How to Improve Equipment Installation Skills
Verify foundations, elevations, and anchor bolt patterns before the lift. Level, shim, and grout appropriately. Check for soft foot and correct it. Align piping to the equipment—not the other way around—using proper supports and expansion joints. Follow torque patterns and values. Protect nozzles from strain, install temporary strainers for startup, and complete functional tests. Close out with punch lists and O&M turnover packages.
How to Display Equipment Installation Skills on Your Resume

10. Pipe Bending
Pipe bending forms a pipe to a precise radius or angle so runs fit cleanly without a forest of fittings.
Why It's Important
Fewer joints, fewer leak points. Cleaner routing and faster installs.
How to Improve Pipe Bending Skills
Pick the right bender and shoes for the pipe material and size. Know minimum bend radii and plan for springback. Mark clearly and measure twice.

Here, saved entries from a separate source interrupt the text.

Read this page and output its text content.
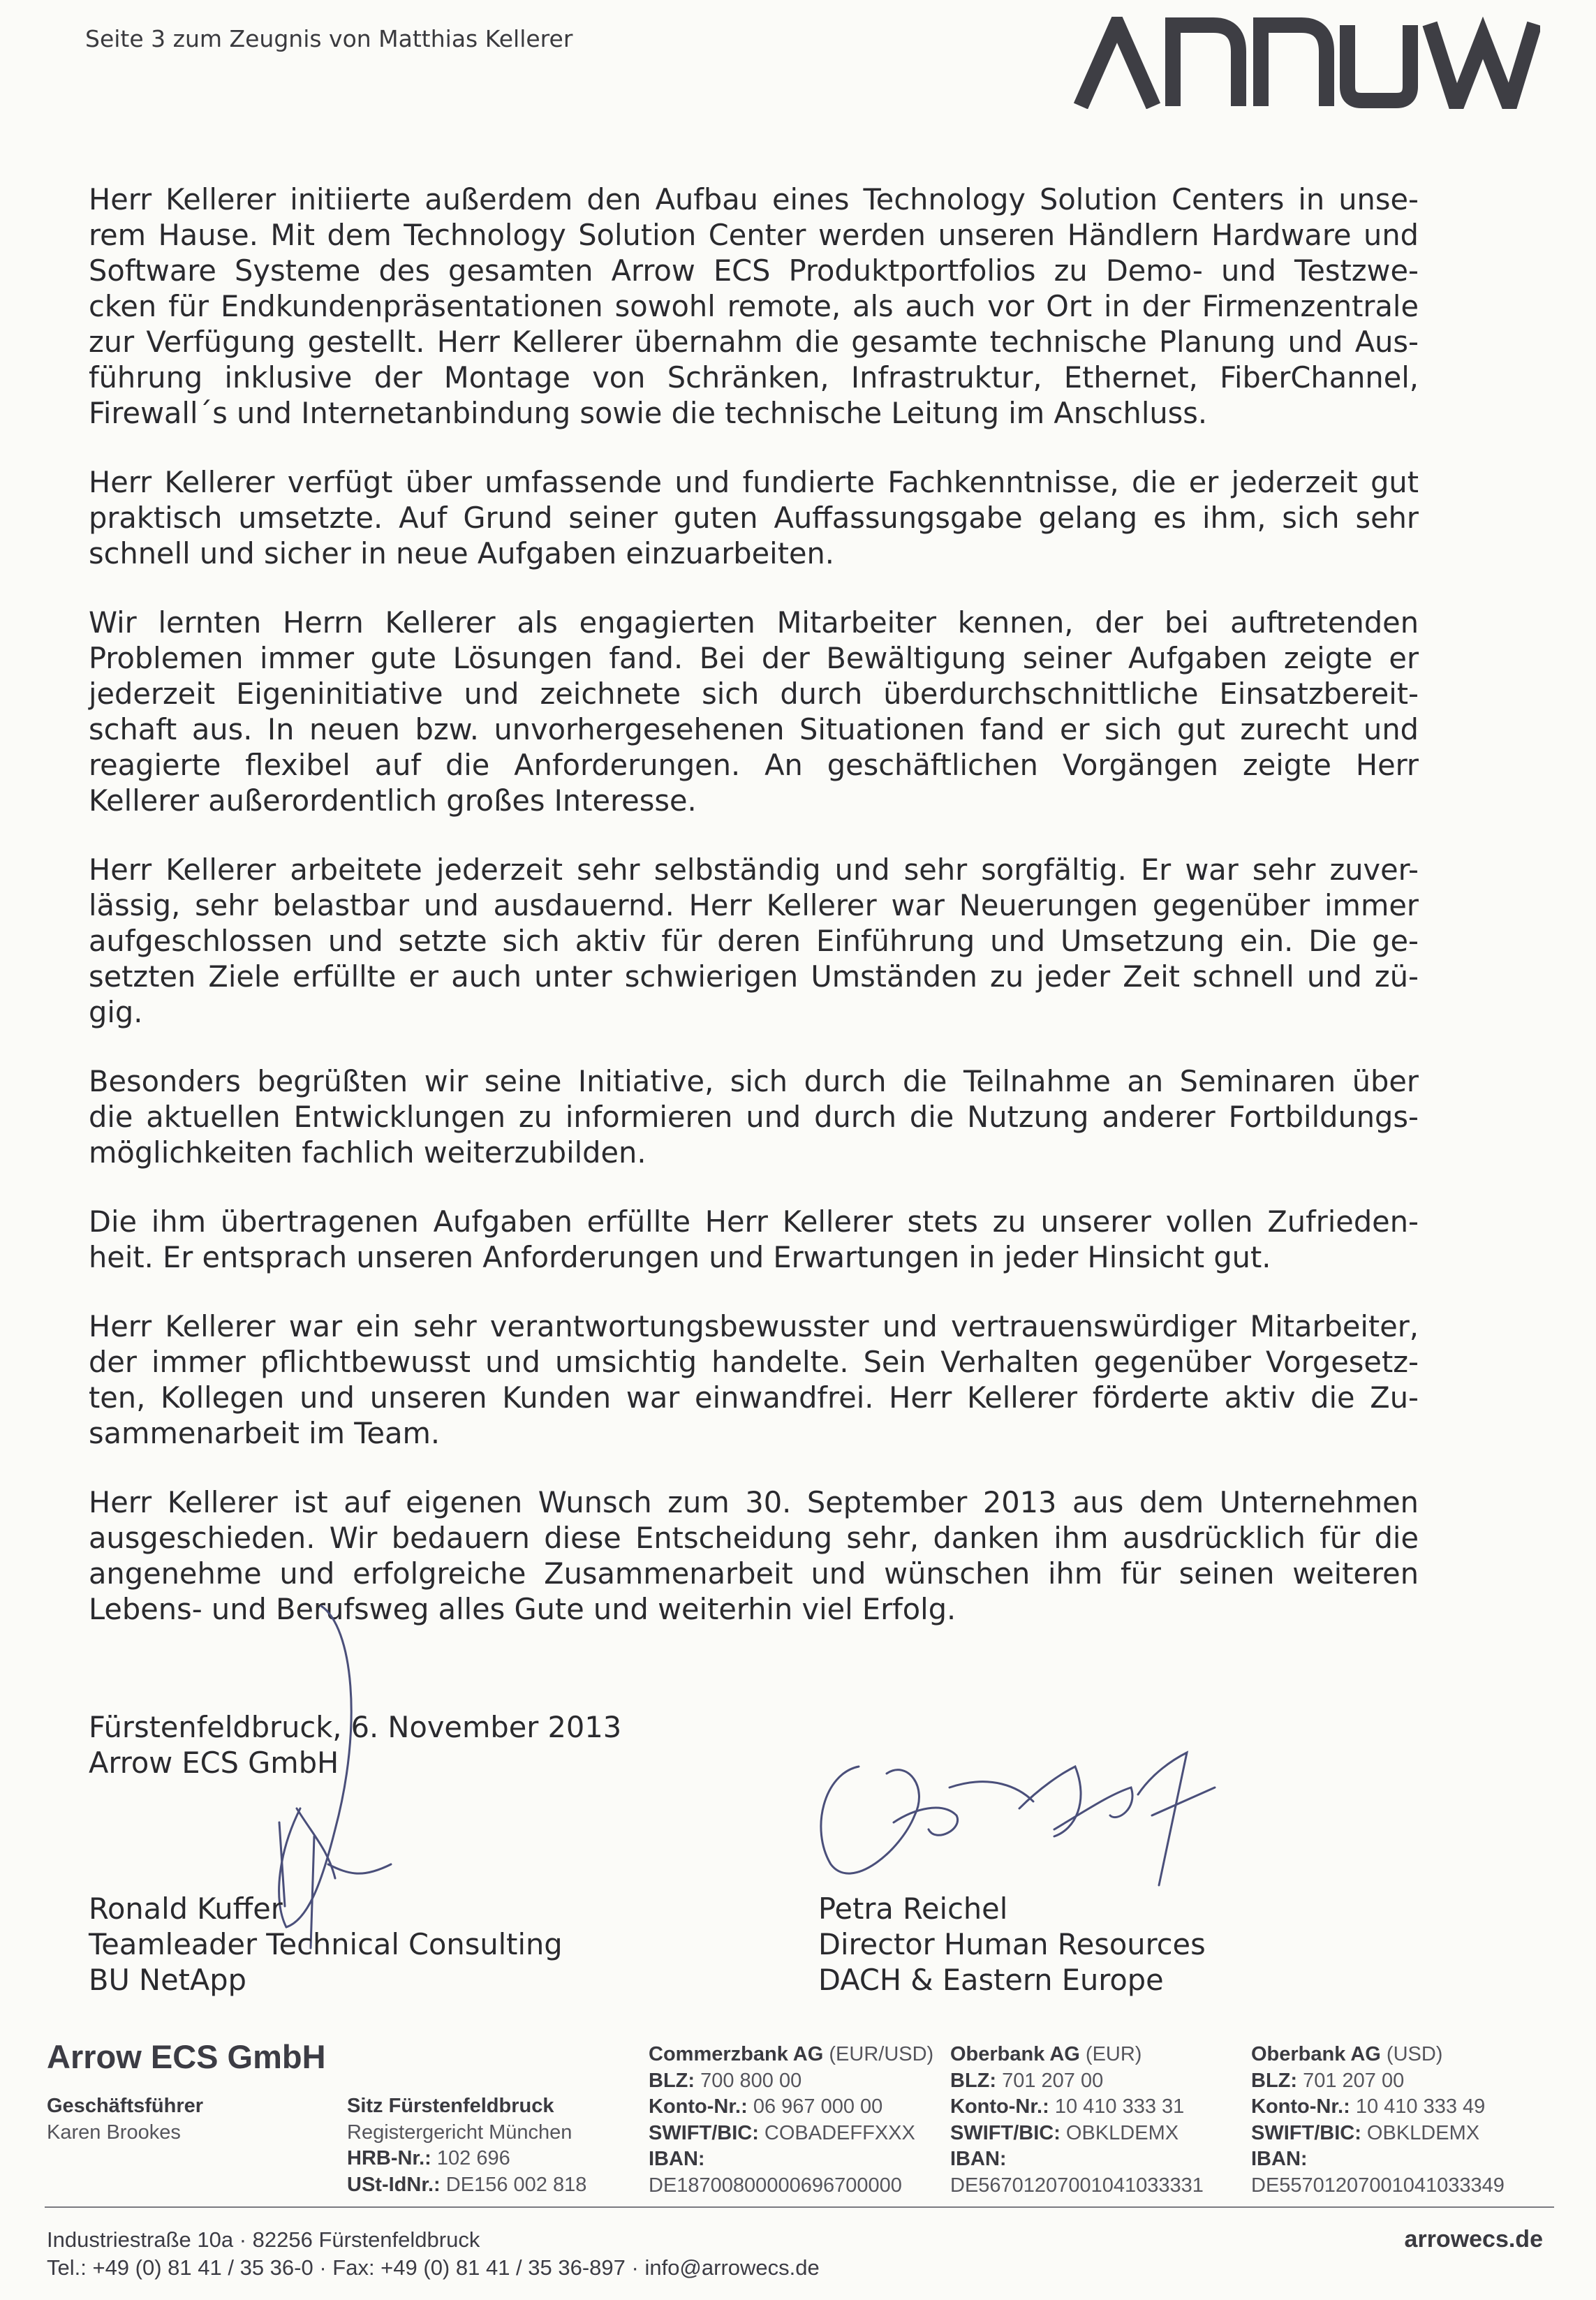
Seite 3 zum Zeugnis von Matthias Kellerer
Herr Kellerer initiierte außerdem den Aufbau eines Technology Solution Centers in unse-
rem Hause. Mit dem Technology Solution Center werden unseren Händlern Hardware und
Software Systeme des gesamten Arrow ECS Produktportfolios zu Demo- und Testzwe-
cken für Endkundenpräsentationen sowohl remote, als auch vor Ort in der Firmenzentrale
zur Verfügung gestellt. Herr Kellerer übernahm die gesamte technische Planung und Aus-
führung inklusive der Montage von Schränken, Infrastruktur, Ethernet, FiberChannel,
Firewall´s und Internetanbindung sowie die technische Leitung im Anschluss.
Herr Kellerer verfügt über umfassende und fundierte Fachkenntnisse, die er jederzeit gut
praktisch umsetzte. Auf Grund seiner guten Auffassungsgabe gelang es ihm, sich sehr
schnell und sicher in neue Aufgaben einzuarbeiten.
Wir lernten Herrn Kellerer als engagierten Mitarbeiter kennen, der bei auftretenden
Problemen immer gute Lösungen fand. Bei der Bewältigung seiner Aufgaben zeigte er
jederzeit Eigeninitiative und zeichnete sich durch überdurchschnittliche Einsatzbereit-
schaft aus. In neuen bzw. unvorhergesehenen Situationen fand er sich gut zurecht und
reagierte flexibel auf die Anforderungen. An geschäftlichen Vorgängen zeigte Herr
Kellerer außerordentlich großes Interesse.
Herr Kellerer arbeitete jederzeit sehr selbständig und sehr sorgfältig. Er war sehr zuver-
lässig, sehr belastbar und ausdauernd. Herr Kellerer war Neuerungen gegenüber immer
aufgeschlossen und setzte sich aktiv für deren Einführung und Umsetzung ein. Die ge-
setzten Ziele erfüllte er auch unter schwierigen Umständen zu jeder Zeit schnell und zü-
gig.
Besonders begrüßten wir seine Initiative, sich durch die Teilnahme an Seminaren über
die aktuellen Entwicklungen zu informieren und durch die Nutzung anderer Fortbildungs-
möglichkeiten fachlich weiterzubilden.
Die ihm übertragenen Aufgaben erfüllte Herr Kellerer stets zu unserer vollen Zufrieden-
heit. Er entsprach unseren Anforderungen und Erwartungen in jeder Hinsicht gut.
Herr Kellerer war ein sehr verantwortungsbewusster und vertrauenswürdiger Mitarbeiter,
der immer pflichtbewusst und umsichtig handelte. Sein Verhalten gegenüber Vorgesetz-
ten, Kollegen und unseren Kunden war einwandfrei. Herr Kellerer förderte aktiv die Zu-
sammenarbeit im Team.
Herr Kellerer ist auf eigenen Wunsch zum 30. September 2013 aus dem Unternehmen
ausgeschieden. Wir bedauern diese Entscheidung sehr, danken ihm ausdrücklich für die
angenehme und erfolgreiche Zusammenarbeit und wünschen ihm für seinen weiteren
Lebens- und Berufsweg alles Gute und weiterhin viel Erfolg.
Fürstenfeldbruck, 6. November 2013
Arrow ECS GmbH
Ronald Kuffer
Teamleader Technical Consulting
BU NetApp
Petra Reichel
Director Human Resources
DACH & Eastern Europe
Arrow ECS GmbH
Geschäftsführer
Karen Brookes
Sitz Fürstenfeldbruck
Registergericht München
HRB-Nr.: 102 696
USt-IdNr.: DE156 002 818
Commerzbank AG (EUR/USD)
BLZ: 700 800 00
Konto-Nr.: 06 967 000 00
SWIFT/BIC: COBADEFFXXX
IBAN:
DE18700800000696700000
Oberbank AG (EUR)
BLZ: 701 207 00
Konto-Nr.: 10 410 333 31
SWIFT/BIC: OBKLDEMX
IBAN:
DE56701207001041033331
Oberbank AG (USD)
BLZ: 701 207 00
Konto-Nr.: 10 410 333 49
SWIFT/BIC: OBKLDEMX
IBAN:
DE55701207001041033349
Industriestraße 10a · 82256 Fürstenfeldbruck
Tel.: +49 (0) 81 41 / 35 36-0 · Fax: +49 (0) 81 41 / 35 36-897 · info@arrowecs.de
arrowecs.de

Apply steady pressure; avoid kinks and flattening by using mandrels or correct dies. Heat only when appropriate for the material and with proper ventilation—never heat galvanized without controls. Check angle as you go with an angle finder. Deburr ends and verify ovality stays within limits. Practice on scrap until your bends hit dead-on.

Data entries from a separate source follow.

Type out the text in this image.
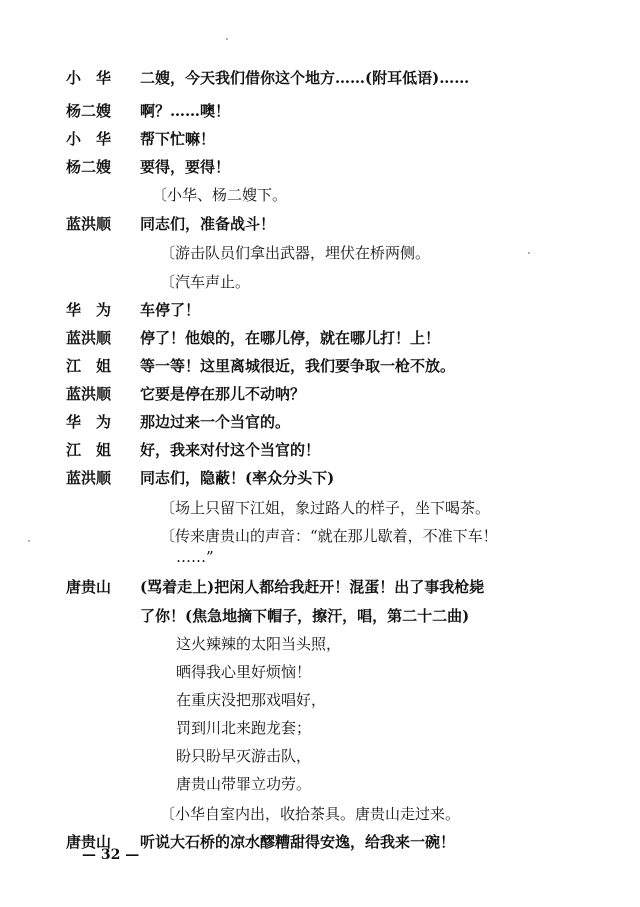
小　华	二嫂，今天我们借你这个地方……(附耳低语)……
杨二嫂	啊？……噢！
小　华	帮下忙嘛！
杨二嫂	要得，要得！
〔小华、杨二嫂下。
蓝洪顺	同志们，准备战斗！
〔游击队员们拿出武器，埋伏在桥两侧。
〔汽车声止。
华　为	车停了！
蓝洪顺	停了！他娘的，在哪儿停，就在哪儿打！上！
江　姐	等一等！这里离城很近，我们要争取一枪不放。
蓝洪顺	它要是停在那儿不动呐？
华　为	那边过来一个当官的。
江　姐	好，我来对付这个当官的！
蓝洪顺	同志们，隐蔽！(率众分头下)
〔场上只留下江姐，象过路人的样子，坐下喝茶。
〔传来唐贵山的声音：“就在那儿歇着，不准下车！
……”
唐贵山	(骂着走上)把闲人都给我赶开！混蛋！出了事我枪毙
了你！(焦急地摘下帽子，擦汗，唱，第二十二曲)
这火辣辣的太阳当头照，
晒得我心里好烦恼！
在重庆没把那戏唱好，
罚到川北来跑龙套；
盼只盼早灭游击队，
唐贵山带罪立功劳。
〔小华自室内出，收拾茶具。唐贵山走过来。
唐贵山	听说大石桥的凉水醪糟甜得安逸，给我来一碗！
— 32 —
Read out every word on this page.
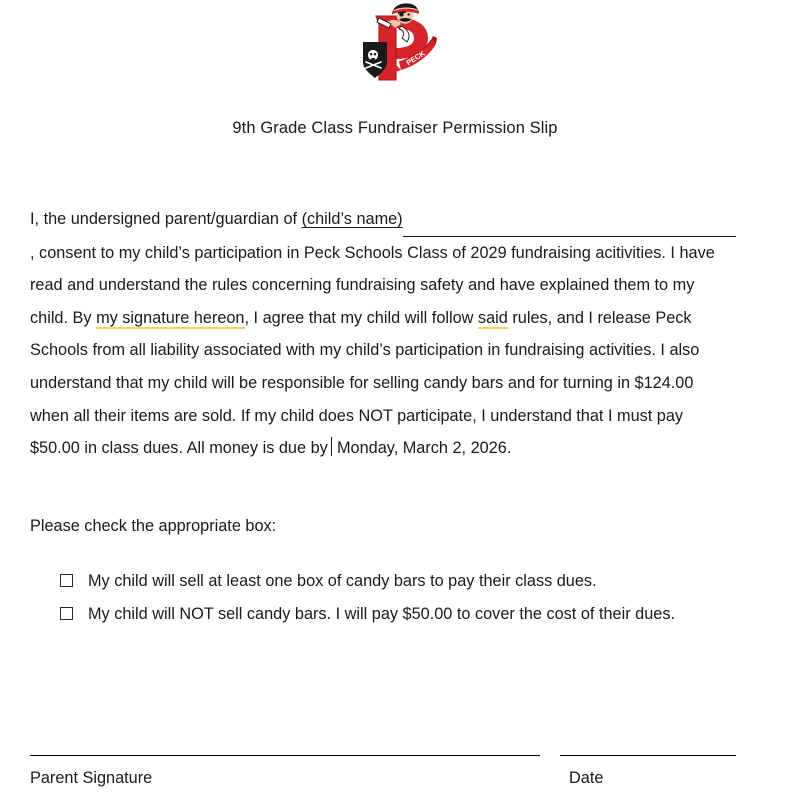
PECK
9th Grade Class Fundraiser Permission Slip
I, the undersigned parent/guardian of (child’s name) , consent to my child’s participation in Peck Schools Class of 2029 fundraising acitivities. I have read and understand the rules concerning fundraising safety and have explained them to my child. By my signature hereon, I agree that my child will follow said rules, and I release Peck Schools from all liability associated with my child’s participation in fundraising activities. I also understand that my child will be responsible for selling candy bars and for turning in $124.00 when all their items are sold. If my child does NOT participate, I understand that I must pay $50.00 in class dues. All money is due by Monday, March 2, 2026.
Please check the appropriate box:
My child will sell at least one box of candy bars to pay their class dues.
My child will NOT sell candy bars. I will pay $50.00 to cover the cost of their dues.
Parent Signature	Date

How to Display Pipe Bending Skills on Your Resume

11. Valve Installation
Valve installation places the right valve, in the right direction, with the right sealing surfaces, into a system that will be operated and maintained for years.
Why It's Important
Valves control flow and isolate equipment. If they’re stressed, misoriented, or leaking, the whole system suffers.
How to Improve Valve Installation Skills
Confirm valve type, rating, materials, and end connections against the spec. Clean and prep the mating faces. Observe flow arrows and stem orientation. For flanged joints, choose proper gaskets, lubricate studs as required, and tighten in a star pattern to the specified torque. Support heavy valves so the line doesn’t carry the weight. After installation, stroke-test, tag, and leak-check. Pressure test to the applicable standard and document the results.
How to Display Valve Installation Skills on Your Resume

12. Threaded Pipe
Threaded pipe uses tapered threads to make mechanical joints without welding. Quick to assemble, easy to disassemble, widely used on smaller lines.
Why It's Important
It’s fast, economical, and perfect for systems that need frequent maintenance or modifications.
How to Improve Threaded Pipe Skills
Cut clean, to-standard threads and use proper cutting oil. Clean the threads before assembly. Match materials to the service, and pick the right sealant—PTFE tape, dope, or both as allowed by spec. Start by hand to avoid cross-threading, then wrench to the recommended turns; back-wrench to protect fittings. Don’t over-torque. Inspect for leaks during testing. Maintain dies and chasers so threads stay sharp and consistent.